Group Cohomology: Question $2$
I am learning group cohomology. In Wikipedia, I need to understand the section $\text{Higher cohomology groups are torsion}$.
The discussion says the cohomology groups $H^n(G,M)$ for finite groups $G$ are all torsion group. This is clear to me.
But it says that the short exact sequence $0 \to \mathbb{Z} \to \mathbb{Q} \to \mathbb{Q}/\mathbb{Z} \to 0$ yields an isomorphism $$\text{Hom}(G, \mathbb{Q}/\mathbb{Z})=H^1(G, \mathbb{Q}/\mathbb{Z}) \cong H^2(G, \mathbb{Z}) $$ where $G$ acts trivially on each groups in the short exact sequence.
I understand from a previous discussion that if $G$ acts trivially on $M$, then $\text{Hom}(G, M)=H^1(G, M) $.
But I didn't understand why $H^1(G, \mathbb{Q}/\mathbb{Z}) \cong H^2(G, \mathbb{Z})$ ?

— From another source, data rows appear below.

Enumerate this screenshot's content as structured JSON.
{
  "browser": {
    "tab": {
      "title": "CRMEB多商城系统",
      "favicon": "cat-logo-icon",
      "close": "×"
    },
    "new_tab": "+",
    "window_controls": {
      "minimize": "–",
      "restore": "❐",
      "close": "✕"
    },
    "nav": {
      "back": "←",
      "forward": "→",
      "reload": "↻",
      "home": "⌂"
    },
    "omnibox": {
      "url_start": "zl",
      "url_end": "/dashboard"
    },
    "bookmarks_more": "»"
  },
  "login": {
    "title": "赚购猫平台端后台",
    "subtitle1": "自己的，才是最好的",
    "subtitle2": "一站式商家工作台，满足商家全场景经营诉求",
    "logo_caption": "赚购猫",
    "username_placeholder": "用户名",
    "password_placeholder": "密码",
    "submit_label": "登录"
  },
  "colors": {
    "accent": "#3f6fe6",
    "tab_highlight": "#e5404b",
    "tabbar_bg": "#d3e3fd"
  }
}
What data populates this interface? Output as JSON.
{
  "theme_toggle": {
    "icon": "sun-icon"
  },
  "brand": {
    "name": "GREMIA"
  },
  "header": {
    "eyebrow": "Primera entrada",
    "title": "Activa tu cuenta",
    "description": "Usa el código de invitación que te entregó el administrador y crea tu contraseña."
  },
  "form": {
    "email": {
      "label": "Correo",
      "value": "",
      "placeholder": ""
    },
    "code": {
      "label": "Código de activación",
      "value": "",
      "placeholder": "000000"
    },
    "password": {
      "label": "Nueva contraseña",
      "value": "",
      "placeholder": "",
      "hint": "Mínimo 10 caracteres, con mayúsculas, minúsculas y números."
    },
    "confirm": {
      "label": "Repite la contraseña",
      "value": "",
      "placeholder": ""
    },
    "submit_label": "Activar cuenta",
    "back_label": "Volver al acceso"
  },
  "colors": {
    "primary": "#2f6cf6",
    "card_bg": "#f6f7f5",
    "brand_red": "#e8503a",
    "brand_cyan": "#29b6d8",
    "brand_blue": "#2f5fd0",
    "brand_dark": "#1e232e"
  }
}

An explanation is given in the following para in the above section:
$\text{If the order of G is invertible in a $G$-module $M$ (for example, if $M$ is a $ \mathbb {Q}$ -vector space),}$ $\text{the transfer map can be used to show that $H^{n}(G,M)=0$ for $n ⩾ 1$}$. $\text{A typical application of this fact is as follows: the long exact cohomology sequence}$ $\text{ of the short exact sequence (where all three groups have a trivial $G$-action) }$
So according to the above suggestion we have the long exact cohomology sequence $$0 \to \mathbb{Z}^G \to \mathbb{Q}^G \to (\mathbb{Q}/\mathbb{Z})^G \xrightarrow{\delta_0} H^1(G,\mathbb{Z}) \to H^1(G,\mathbb{Q}) \to H^1(G, \mathbb{Q}/\mathbb{Z}) \xrightarrow{\delta_1} H^2(G, \mathbb{Z}) \to \cdots $$
We have to show $\delta_1$ is an isomorphism.

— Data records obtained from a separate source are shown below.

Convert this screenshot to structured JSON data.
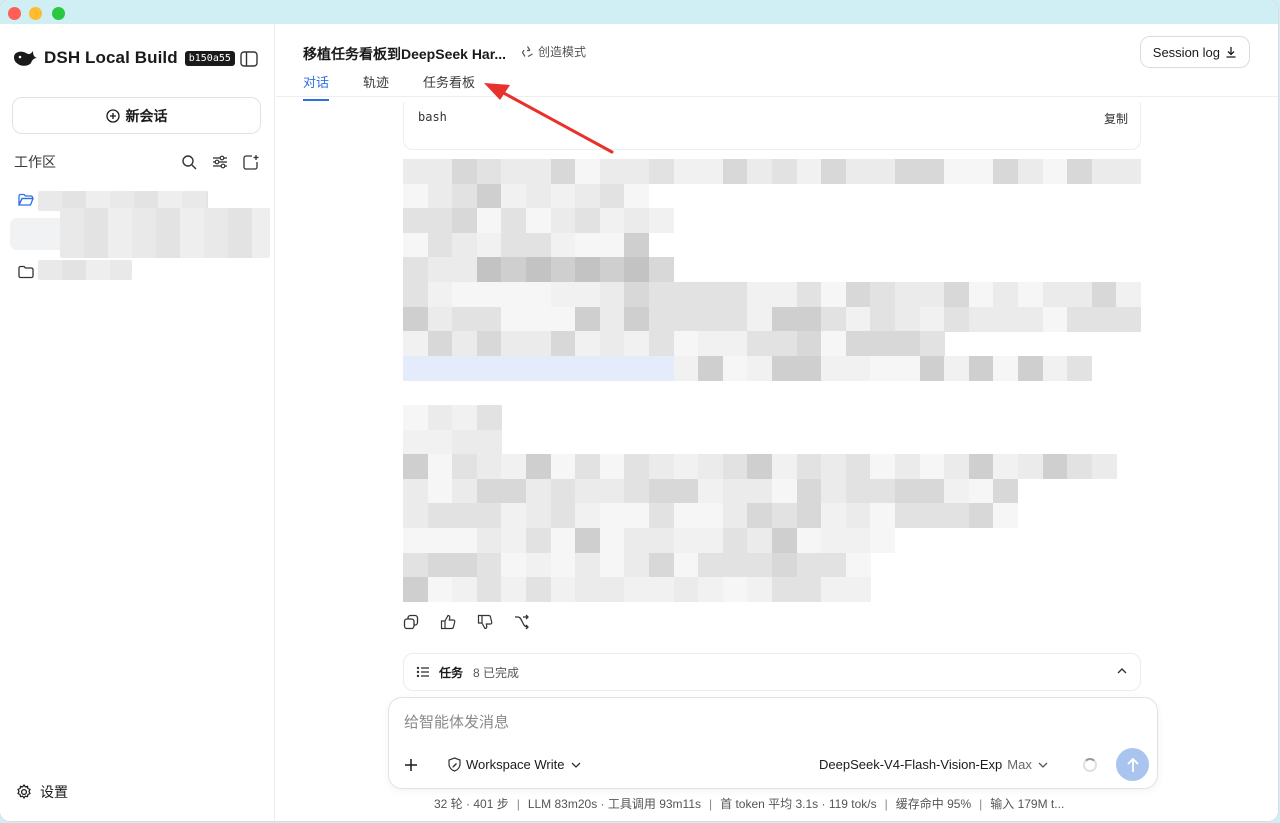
{
  "app": {
    "name": "DSH Local Build",
    "build": "b150a55"
  },
  "sidebar": {
    "new_chat_label": "新会话",
    "workspace_title": "工作区",
    "settings_label": "设置",
    "icons": [
      "search-icon",
      "filter-icon",
      "new-folder-icon"
    ]
  },
  "header": {
    "session_title": "移植任务看板到DeepSeek Har...",
    "mode_label": "创造模式",
    "session_log_label": "Session log",
    "tabs": [
      {
        "label": "对话",
        "active": true
      },
      {
        "label": "轨迹",
        "active": false
      },
      {
        "label": "任务看板",
        "active": false
      }
    ]
  },
  "code_block": {
    "language": "bash",
    "copy_label": "复制"
  },
  "tasks": {
    "label": "任务",
    "status": "8 已完成"
  },
  "composer": {
    "placeholder": "给智能体发消息",
    "permission_label": "Workspace Write",
    "model_name": "DeepSeek-V4-Flash-Vision-Exp",
    "effort": "Max"
  },
  "status": {
    "turns": "32 轮 · 401 步",
    "llm": "LLM 83m20s · 工具调用 93m11s",
    "first_token": "首 token 平均 3.1s · 119 tok/s",
    "cache": "缓存命中 95%",
    "input": "输入 179M t..."
  },
  "colors": {
    "accent": "#2f6fe4",
    "annotation_arrow": "#e8312a",
    "send_button": "#a9c5ef"
  }
}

Edit: The order of $G$ is invertible in $\mathbb{Q}$, and so we have that $H^n(G,\mathbb{Q})=0$ for $n≥1$, why is so ?
Any help please
This is a direct consequence of Maschke's theorem (In fact, it is equivalent to it) : if the order of the characteristic of the field $\mathbb k$ does not divide the order of the group $G$, then every $\mathbb k G$-module is projective (that is, every short exact sequence of modules splits). This means that projective resolutions have length $0$, and that there is no cohomology (in fact, $H^n(G, V)$ vanishes for every representation $V$ and every $n \geq 1$).